Im Fall (2) entsteht eine sogenannte Längswelle. Die Federspiralen schwingen längs der Ausbreitungsrichtung vor und zurück.
Im Fall (4) entsteht eine sogenannte Querwelle. Die Spiralen schwingen quer zur Laufrichtung der Welle.
Wenn du die Feder in einer passenden Geschwindigkeit hin und her bewegst, kannst du sogenannte „Stehende Wellen“ erzeugen: Einige Stellen der Feder bewegen sich gar nicht (Knoten), dazwischen bewegt sich die Feder heftig (Schwingungsbäuche).

Du erzeugst eine Welle, die am anderen Ende zurückgeworfen (reflektiert) wird. Wenn die zurücklaufende und die hinlaufende Welle aufeinander treffen, überlagern sie sich. Häufig ergibt das auf der Feder ein unregelmäßiges Gesamtbild. Dies geschieht vor allem deshalb, weil die Welle ja nicht nur einmal reflektiert wird.
Gelingt es, die Feder so anzuregen, dass die hin- und herlaufenden Wellen sich verstärken können, weil sie sich genau im richtigen Zeitpunkt treffen, dann entsteht eine stehende Welle: Ruhepunkte (durch Auslöschung) an festen Orten der Feder (Schwingungsknoten) und besonders starke Schwingungen dazwischen (Schwingungsbäuche).
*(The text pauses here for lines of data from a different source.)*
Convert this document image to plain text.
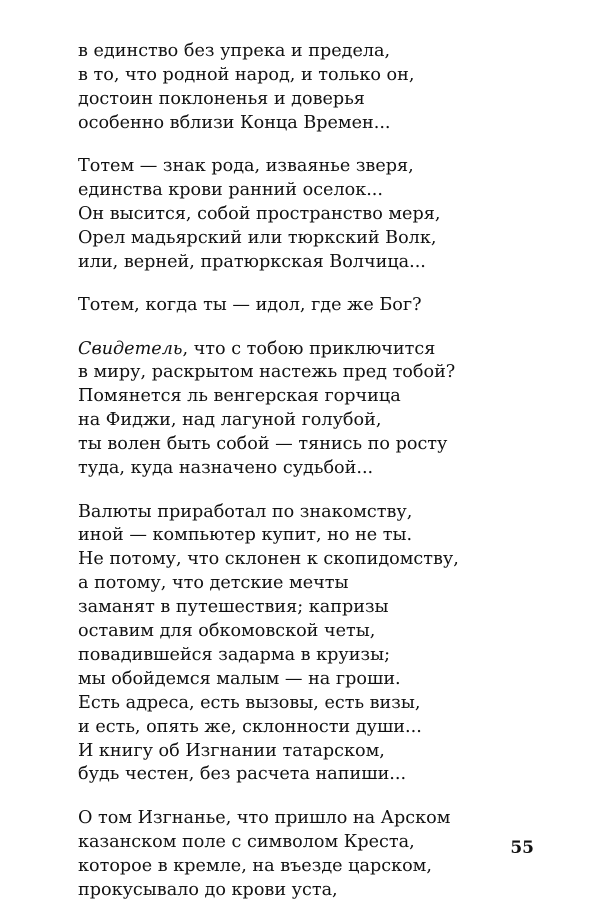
в единство без упрека и предела,
в то, что родной народ, и только он,
достоин поклоненья и доверья
особенно вблизи Конца Времен...
Тотем — знак рода, изваянье зверя,
единства крови ранний оселок...
Он высится, собой пространство меря,
Орел мадьярский или тюркский Волк,
или, верней, пратюркская Волчица...
Тотем, когда ты — идол, где же Бог?
Свидетель, что с тобою приключится
в миру, раскрытом настежь пред тобой?
Помянется ль венгерская горчица
на Фиджи, над лагуной голубой,
ты волен быть собой — тянись по росту
туда, куда назначено судьбой...
Валюты приработал по знакомству,
иной — компьютер купит, но не ты.
Не потому, что склонен к скопидомству,
а потому, что детские мечты
заманят в путешествия; капризы
оставим для обкомовской четы,
повадившейся задарма в круизы;
мы обойдемся малым — на гроши.
Есть адреса, есть вызовы, есть визы,
и есть, опять же, склонности души...
И книгу об Изгнании татарском,
будь честен, без расчета напиши...
О том Изгнанье, что пришло на Арском
казанском поле с символом Креста,
которое в кремле, на въезде царском,
прокусывало до крови уста,
55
Schwingungsfeder Schwingungsfeder Schwingungsfeder

Chladni-Klangfiguren

Was kann man tun?
Was sollte geschehen? Warum ist das so?

Verteile etwas Sand auf eine der beiden Platten. Streiche mit einem Geigenbogen durch das Kolophonium, das auf dem senkrechten Ständer angebracht ist.
Wenn du nun mit dem Geigenbogen kräftig an der Platte entlang streichst – von oben bis ganz unten –
dann versetzt du die Platte in Schwingungen.
Der Bogen muss am Ende der Bewegung von der Platte weggenommen werden.
Es ist möglich, die Platte an verschiedenen Stellen zu streichen. Man kann auch mit einem Finger der anderen Hand die Platte beim Streichen berühren.

Der Sand bildet auf der Platte Muster.
Die Schwingungen der Metallplatte sind sowohl zu hören als auch durch die Klangfiguren im Sand zu sehen.
Verschiedene Töne ergeben verschiedene Figuren.

Dies ist auch davon abhängig …
… ob man die Platte an einer anderen Stelle berührt
… an welcher Stelle man streicht
… welche Platte man benutzt

Die Klangfiguren entstehen dadurch, dass der Sand an bestimmten Stellen liegen bleibt und sich an anderen Stellen wegbewegt.
Wie in der Kundt’schen Röhre oder bei der großen Feder wird am Rand eine Welle erzeugt (hier durch den Geigenbogen). Diese wird an den Plattenrändern zurückgeworfen und es bildet sich eine stehende Welle.
Allerdings gibt es hier keine Knotenpunkte sondern Knotenlinien: Das sind die Stellen an denen der Sand liegen bleibt.
Dazwischen sind die Schwingungsbäuche: Hier wird der Sand wegbewegt.

Chladni–Klangfiguren Chladni–Klangfiguren Chladni–Klangfiguren

Sin.gen

Was kann man tun?
Was sollte geschehen? Warum ist das so?
Sprecht, singt oder summt in die Mikrofone der Station.

Die Schwingungen, die durch die Stimme erzeugt werden, werden sichtbar gemacht.Auf einem Oszilloskop sieht man diese Schwingungen meist als gezackte Linien – manchmal gelingt es den Sängern auch, eine Sinuslinie entstehen zu lassen.

Die Station ermöglicht aber auch noch weitere Experimente: Es lassen sich Lissajous-Figuren „singen“, Frequenzen bestimmen oder auch die Schallgeschwindigkeit messen.

Die Schallschwingungen, die von den Stimmbändern ausgehen und durch die Luft übertragen werden, gelangen auf die Mikrofone, die sie in elektrische Schwingungen umwandeln.

Das Oszilloskop zeigt für jeden Kanal einen Lichtpunkt, der mit der Schwingung auf und ab schwingt. Gleichzeitig wandert der Punkt schnell nach rechts. Dadurch wird eine Wellenlinie gezeichnet.